CSV2Avro

Convert CSV files to Avro like a boss.

Installation

$ gem install csv2avro

or if you prefer to live on the edge, just clone this repository and build it from scratch.

Usage

Basic

$ csv2avro --schema ./spec/support/schema.avsc ./spec/support/data.csv

This will process the data.csv file and creates a data.avro file and a data.bad file with a report of the bad rows.

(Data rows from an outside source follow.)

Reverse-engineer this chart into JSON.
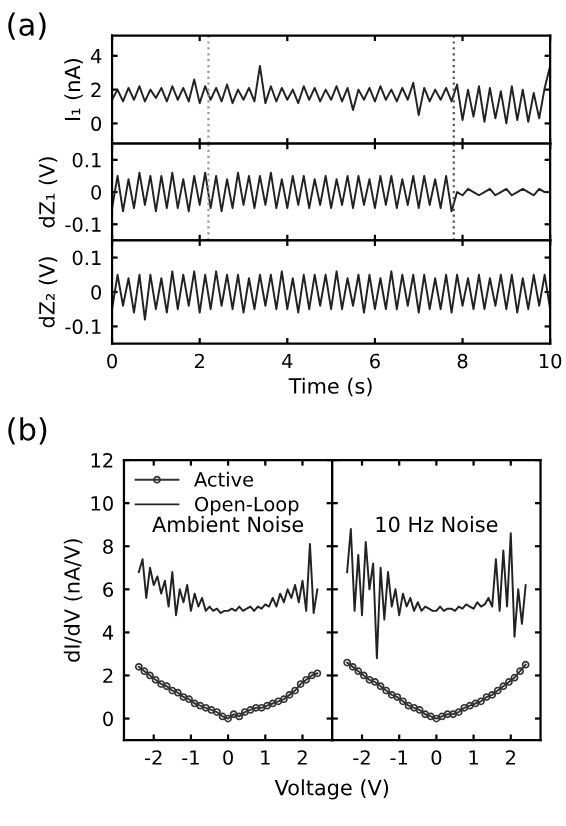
{
  "chart_data": [
    {
      "type": "line",
      "ylabel": "I₁ (nA)",
      "annotations": [
        "(a)"
      ],
      "xlim": [
        0,
        10
      ],
      "xticks": [
        0,
        2,
        4,
        6,
        8,
        10
      ],
      "ylim": [
        -1.2,
        5.2
      ],
      "yticks": [
        0,
        2,
        4
      ],
      "tick_labels": "y",
      "line_style": "solid",
      "ref_lines": [
        {
          "axis": "x",
          "value": 2.2,
          "color": "#999999",
          "line_style": "dotted"
        },
        {
          "axis": "x",
          "value": 7.8,
          "color": "#555555",
          "line_style": "dotted"
        }
      ],
      "x": [
        0,
        0.125,
        0.25,
        0.375,
        0.5,
        0.625,
        0.75,
        0.875,
        1,
        1.125,
        1.25,
        1.375,
        1.5,
        1.625,
        1.75,
        1.875,
        2,
        2.125,
        2.25,
        2.375,
        2.5,
        2.625,
        2.75,
        2.875,
        3,
        3.125,
        3.25,
        3.375,
        3.5,
        3.625,
        3.75,
        3.875,
        4,
        4.125,
        4.25,
        4.375,
        4.5,
        4.625,
        4.75,
        4.875,
        5,
        5.125,
        5.25,
        5.375,
        5.5,
        5.625,
        5.75,
        5.875,
        6,
        6.125,
        6.25,
        6.375,
        6.5,
        6.625,
        6.75,
        6.875,
        7,
        7.125,
        7.25,
        7.375,
        7.5,
        7.625,
        7.75,
        7.875,
        8,
        8.125,
        8.25,
        8.375,
        8.5,
        8.625,
        8.75,
        8.875,
        9,
        9.125,
        9.25,
        9.375,
        9.5,
        9.625,
        9.75,
        9.875,
        10
      ],
      "series": [
        {
          "color": "#222222",
          "values": [
            1.4,
            2.0,
            1.3,
            2.1,
            1.4,
            2.2,
            1.3,
            2.0,
            1.5,
            2.1,
            1.3,
            2.2,
            1.4,
            2.1,
            1.3,
            2.6,
            1.2,
            2.2,
            1.4,
            2.1,
            1.3,
            2.3,
            1.2,
            2.0,
            1.4,
            2.1,
            1.3,
            3.4,
            1.2,
            2.2,
            1.3,
            2.1,
            1.4,
            2.0,
            1.2,
            2.2,
            1.4,
            2.1,
            1.3,
            2.0,
            1.4,
            2.2,
            1.3,
            2.1,
            0.8,
            2.0,
            1.4,
            2.1,
            1.3,
            2.2,
            1.4,
            2.0,
            1.3,
            2.1,
            1.4,
            2.4,
            0.5,
            2.1,
            1.3,
            2.0,
            1.4,
            2.1,
            1.3,
            2.3,
            0.2,
            2.0,
            0.4,
            2.2,
            0.1,
            2.1,
            0.3,
            1.9,
            0.0,
            2.2,
            0.2,
            2.0,
            0.1,
            1.8,
            0.3,
            2.1,
            3.4
          ]
        }
      ]
    },
    {
      "type": "line",
      "ylabel": "dZ₁ (V)",
      "xlim": [
        0,
        10
      ],
      "xticks": [
        0,
        2,
        4,
        6,
        8,
        10
      ],
      "ylim": [
        -0.15,
        0.15
      ],
      "yticks": [
        -0.1,
        0,
        0.1
      ],
      "tick_labels": "y",
      "line_style": "solid",
      "ref_lines": [
        {
          "axis": "x",
          "value": 2.2,
          "color": "#999999",
          "line_style": "dotted"
        },
        {
          "axis": "x",
          "value": 7.8,
          "color": "#555555",
          "line_style": "dotted"
        }
      ],
      "x": [
        0,
        0.125,
        0.25,
        0.375,
        0.5,
        0.625,
        0.75,
        0.875,
        1,
        1.125,
        1.25,
        1.375,
        1.5,
        1.625,
        1.75,
        1.875,
        2,
        2.125,
        2.25,
        2.375,
        2.5,
        2.625,
        2.75,
        2.875,
        3,
        3.125,
        3.25,
        3.375,
        3.5,
        3.625,
        3.75,
        3.875,
        4,
        4.125,
        4.25,
        4.375,
        4.5,
        4.625,
        4.75,
        4.875,
        5,
        5.125,
        5.25,
        5.375,
        5.5,
        5.625,
        5.75,
        5.875,
        6,
        6.125,
        6.25,
        6.375,
        6.5,
        6.625,
        6.75,
        6.875,
        7,
        7.125,
        7.25,
        7.375,
        7.5,
        7.625,
        7.75,
        7.875,
        8,
        8.125,
        8.25,
        8.375,
        8.5,
        8.625,
        8.75,
        8.875,
        9,
        9.125,
        9.25,
        9.375,
        9.5,
        9.625,
        9.75,
        9.875,
        10
      ],
      "series": [
        {
          "color": "#222222",
          "values": [
            -0.05,
            0.05,
            -0.06,
            0.04,
            -0.05,
            0.06,
            -0.04,
            0.05,
            -0.06,
            0.05,
            -0.05,
            0.06,
            -0.05,
            0.04,
            -0.06,
            0.05,
            -0.04,
            0.06,
            -0.05,
            0.05,
            -0.06,
            0.04,
            -0.05,
            0.06,
            -0.04,
            0.05,
            -0.05,
            0.05,
            -0.04,
            0.06,
            -0.05,
            0.04,
            -0.05,
            0.05,
            -0.04,
            0.05,
            -0.05,
            0.04,
            -0.04,
            0.05,
            -0.05,
            0.04,
            -0.04,
            0.05,
            -0.05,
            0.05,
            -0.04,
            0.04,
            -0.05,
            0.05,
            -0.04,
            0.05,
            -0.05,
            0.04,
            -0.04,
            0.05,
            -0.05,
            0.05,
            -0.04,
            0.04,
            -0.05,
            0.05,
            -0.06,
            0.0,
            -0.01,
            0.01,
            0.0,
            -0.01,
            0.0,
            0.01,
            -0.01,
            0.0,
            0.01,
            -0.01,
            0.0,
            0.01,
            0.0,
            -0.01,
            0.01,
            0.0,
            0.0
          ]
        }
      ]
    },
    {
      "type": "line",
      "ylabel": "dZ₂ (V)",
      "xlabel": "Time (s)",
      "xlim": [
        0,
        10
      ],
      "xticks": [
        0,
        2,
        4,
        6,
        8,
        10
      ],
      "ylim": [
        -0.15,
        0.15
      ],
      "yticks": [
        -0.1,
        0,
        0.1
      ],
      "line_style": "solid",
      "x": [
        0,
        0.125,
        0.25,
        0.375,
        0.5,
        0.625,
        0.75,
        0.875,
        1,
        1.125,
        1.25,
        1.375,
        1.5,
        1.625,
        1.75,
        1.875,
        2,
        2.125,
        2.25,
        2.375,
        2.5,
        2.625,
        2.75,
        2.875,
        3,
        3.125,
        3.25,
        3.375,
        3.5,
        3.625,
        3.75,
        3.875,
        4,
        4.125,
        4.25,
        4.375,
        4.5,
        4.625,
        4.75,
        4.875,
        5,
        5.125,
        5.25,
        5.375,
        5.5,
        5.625,
        5.75,
        5.875,
        6,
        6.125,
        6.25,
        6.375,
        6.5,
        6.625,
        6.75,
        6.875,
        7,
        7.125,
        7.25,
        7.375,
        7.5,
        7.625,
        7.75,
        7.875,
        8,
        8.125,
        8.25,
        8.375,
        8.5,
        8.625,
        8.75,
        8.875,
        9,
        9.125,
        9.25,
        9.375,
        9.5,
        9.625,
        9.75,
        9.875,
        10
      ],
      "series": [
        {
          "color": "#222222",
          "values": [
            -0.05,
            0.05,
            -0.04,
            0.04,
            -0.06,
            0.05,
            -0.08,
            0.05,
            -0.05,
            0.04,
            -0.06,
            0.06,
            -0.05,
            0.05,
            -0.04,
            0.06,
            -0.06,
            0.05,
            -0.05,
            0.06,
            -0.04,
            0.05,
            -0.05,
            0.05,
            -0.06,
            0.04,
            -0.05,
            0.05,
            -0.04,
            0.05,
            -0.05,
            0.06,
            -0.05,
            0.04,
            -0.06,
            0.05,
            -0.05,
            0.05,
            -0.04,
            0.05,
            -0.05,
            0.06,
            -0.05,
            0.04,
            -0.04,
            0.05,
            -0.06,
            0.05,
            -0.05,
            0.04,
            -0.05,
            0.06,
            -0.05,
            0.05,
            -0.04,
            0.05,
            -0.06,
            0.05,
            -0.05,
            0.04,
            -0.05,
            0.05,
            -0.06,
            0.05,
            -0.04,
            0.04,
            -0.05,
            0.05,
            -0.05,
            0.04,
            -0.04,
            0.05,
            -0.05,
            0.05,
            -0.06,
            0.04,
            -0.05,
            0.05,
            -0.04,
            0.05,
            -0.05
          ]
        }
      ]
    },
    {
      "type": "line",
      "ylabel": "dI/dV (nA/V)",
      "xlabel": "Voltage (V)",
      "annotations": [
        "(b)",
        "Ambient Noise"
      ],
      "xlim": [
        -2.8,
        2.8
      ],
      "xticks": [
        -2,
        -1,
        0,
        1,
        2
      ],
      "ylim": [
        -1,
        12
      ],
      "yticks": [
        0,
        2,
        4,
        6,
        8,
        10,
        12
      ],
      "legend": "top left",
      "series": [
        {
          "name": "Active",
          "color": "#333333",
          "marker": "circle",
          "x": [
            -2.4,
            -2.25,
            -2.1,
            -1.95,
            -1.8,
            -1.65,
            -1.5,
            -1.35,
            -1.2,
            -1.05,
            -0.9,
            -0.75,
            -0.6,
            -0.45,
            -0.3,
            -0.15,
            0,
            0.15,
            0.3,
            0.45,
            0.6,
            0.75,
            0.9,
            1.05,
            1.2,
            1.35,
            1.5,
            1.65,
            1.8,
            1.95,
            2.1,
            2.25,
            2.4
          ],
          "values": [
            2.4,
            2.2,
            2.0,
            1.8,
            1.6,
            1.5,
            1.3,
            1.2,
            1.0,
            0.9,
            0.7,
            0.6,
            0.5,
            0.4,
            0.3,
            0.1,
            0.0,
            0.2,
            0.1,
            0.3,
            0.4,
            0.5,
            0.5,
            0.6,
            0.7,
            0.8,
            0.9,
            1.1,
            1.3,
            1.6,
            1.8,
            2.0,
            2.1
          ]
        },
        {
          "name": "Open-Loop",
          "color": "#222222",
          "x": [
            -2.4,
            -2.3,
            -2.2,
            -2.1,
            -2.0,
            -1.9,
            -1.8,
            -1.7,
            -1.6,
            -1.5,
            -1.4,
            -1.3,
            -1.2,
            -1.1,
            -1.0,
            -0.9,
            -0.8,
            -0.7,
            -0.6,
            -0.5,
            -0.4,
            -0.3,
            -0.2,
            -0.1,
            0,
            0.1,
            0.2,
            0.3,
            0.4,
            0.5,
            0.6,
            0.7,
            0.8,
            0.9,
            1.0,
            1.1,
            1.2,
            1.3,
            1.4,
            1.5,
            1.6,
            1.7,
            1.8,
            1.9,
            2.0,
            2.1,
            2.2,
            2.3,
            2.4
          ],
          "values": [
            6.8,
            7.4,
            5.6,
            7.0,
            6.2,
            6.6,
            5.8,
            6.4,
            5.2,
            6.8,
            4.8,
            6.0,
            5.4,
            6.2,
            5.0,
            5.8,
            5.2,
            5.6,
            5.0,
            5.2,
            5.0,
            5.1,
            4.9,
            5.0,
            5.0,
            5.1,
            5.0,
            5.2,
            5.0,
            5.1,
            5.2,
            5.0,
            5.2,
            5.1,
            5.3,
            5.2,
            5.6,
            5.2,
            5.8,
            5.4,
            6.0,
            5.6,
            6.2,
            5.4,
            6.4,
            5.0,
            8.1,
            4.9,
            6.0
          ]
        }
      ]
    },
    {
      "type": "line",
      "annotations": [
        "10 Hz Noise"
      ],
      "xlim": [
        -2.8,
        2.8
      ],
      "xticks": [
        -2,
        -1,
        0,
        1,
        2
      ],
      "ylim": [
        -1,
        12
      ],
      "yticks": [
        0,
        2,
        4,
        6,
        8,
        10,
        12
      ],
      "tick_labels": "x",
      "series": [
        {
          "color": "#333333",
          "marker": "circle",
          "x": [
            -2.4,
            -2.25,
            -2.1,
            -1.95,
            -1.8,
            -1.65,
            -1.5,
            -1.35,
            -1.2,
            -1.05,
            -0.9,
            -0.75,
            -0.6,
            -0.45,
            -0.3,
            -0.15,
            0,
            0.15,
            0.3,
            0.45,
            0.6,
            0.75,
            0.9,
            1.05,
            1.2,
            1.35,
            1.5,
            1.65,
            1.8,
            1.95,
            2.1,
            2.25,
            2.4
          ],
          "values": [
            2.6,
            2.4,
            2.2,
            2.0,
            1.8,
            1.7,
            1.5,
            1.3,
            1.1,
            1.0,
            0.8,
            0.6,
            0.5,
            0.4,
            0.2,
            0.1,
            0.0,
            0.1,
            0.2,
            0.2,
            0.3,
            0.5,
            0.6,
            0.7,
            0.8,
            1.0,
            1.1,
            1.3,
            1.5,
            1.7,
            1.9,
            2.2,
            2.5
          ]
        },
        {
          "color": "#222222",
          "x": [
            -2.4,
            -2.3,
            -2.2,
            -2.1,
            -2.0,
            -1.9,
            -1.8,
            -1.7,
            -1.6,
            -1.5,
            -1.4,
            -1.3,
            -1.2,
            -1.1,
            -1.0,
            -0.9,
            -0.8,
            -0.7,
            -0.6,
            -0.5,
            -0.4,
            -0.3,
            -0.2,
            -0.1,
            0,
            0.1,
            0.2,
            0.3,
            0.4,
            0.5,
            0.6,
            0.7,
            0.8,
            0.9,
            1.0,
            1.1,
            1.2,
            1.3,
            1.4,
            1.5,
            1.6,
            1.7,
            1.8,
            1.9,
            2.0,
            2.1,
            2.2,
            2.3,
            2.4
          ],
          "values": [
            6.8,
            8.8,
            5.0,
            7.6,
            4.8,
            8.2,
            6.0,
            7.2,
            2.8,
            7.0,
            4.6,
            6.8,
            5.2,
            6.0,
            4.8,
            5.8,
            5.2,
            5.6,
            5.0,
            5.4,
            5.0,
            5.2,
            5.1,
            5.0,
            5.0,
            5.2,
            5.0,
            5.1,
            5.1,
            5.0,
            5.2,
            5.1,
            5.3,
            5.2,
            5.1,
            5.4,
            5.2,
            5.3,
            5.6,
            5.2,
            7.4,
            5.0,
            7.8,
            5.2,
            8.6,
            3.8,
            6.0,
            4.4,
            6.2
          ]
        }
      ]
    }
  ]
}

You can override the bad rows report file location with the --bad-rows [BAD_ROWS] option.

Streaming

$ cat ./spec/support/data.csv | csv2avro --schema ./spec/support/schema.avsc --bad-rows ./spec/support/data.bad > ./spec/support/data.avro

This will process the input stream and push the avro data to the output stream. If you're working with streams you will need to specify the --bad-rows location.

Advanced features

AWS S3 storage

aws s3 cp s3://csv-bucket/transactions.csv - | csv2avro --schema ./transactions.avsc --bad-rows ./transactions.bad | aws s3 cp - s3://avro-bucket/transactions.avro

This will stream your file stored in AWS S3, converts the data and pushes it back to S3. For more information, please check the AWS CLI documentation.

Convert compressed files

gunzip -c ./spec/support/data.csv.gz | csv2avro --schema ./spec/support/schema.avsc --bad-rows ./spec/support/data.bad > ./spec/support/data.avro

This will uncompress the file and converts it to avro, leaving the original file intact.

More

For a full list of available options, run csv2avro --help

$ csv2avro --help
Version 1.0.1 of CSV2Avro
Usage: csv2avro [options] [file]
    -s, --schema SCHEMA              A file containing the Avro schema. This value is required.
    -b, --bad-rows [BAD_ROWS]        The output location of the bad rows report file.
    -d, --delimiter [DELIMITER]      Field delimiter. If none specified, then comma is used as the delimiter.
    -a [ARRAY_DELIMITER],            Array field delimiter. If none specified, then comma is used as the delimiter.
        --array-delimiter
    -D, --write-defaults             Write default values.
    -c, --stdout                     Output will go to the standard output stream, leaving files intact.
    -h, --help                       Prints help

Contributing

  1. Fork it ( https://github.com/sspinc/csv2avro/fork )
  2. Create your feature branch (git checkout -b my-new-feature)
  3. Commit your changes (git commit -am 'Add some feature')
  4. Push to the branch (git push origin my-new-feature)
  5. Create a new Pull Request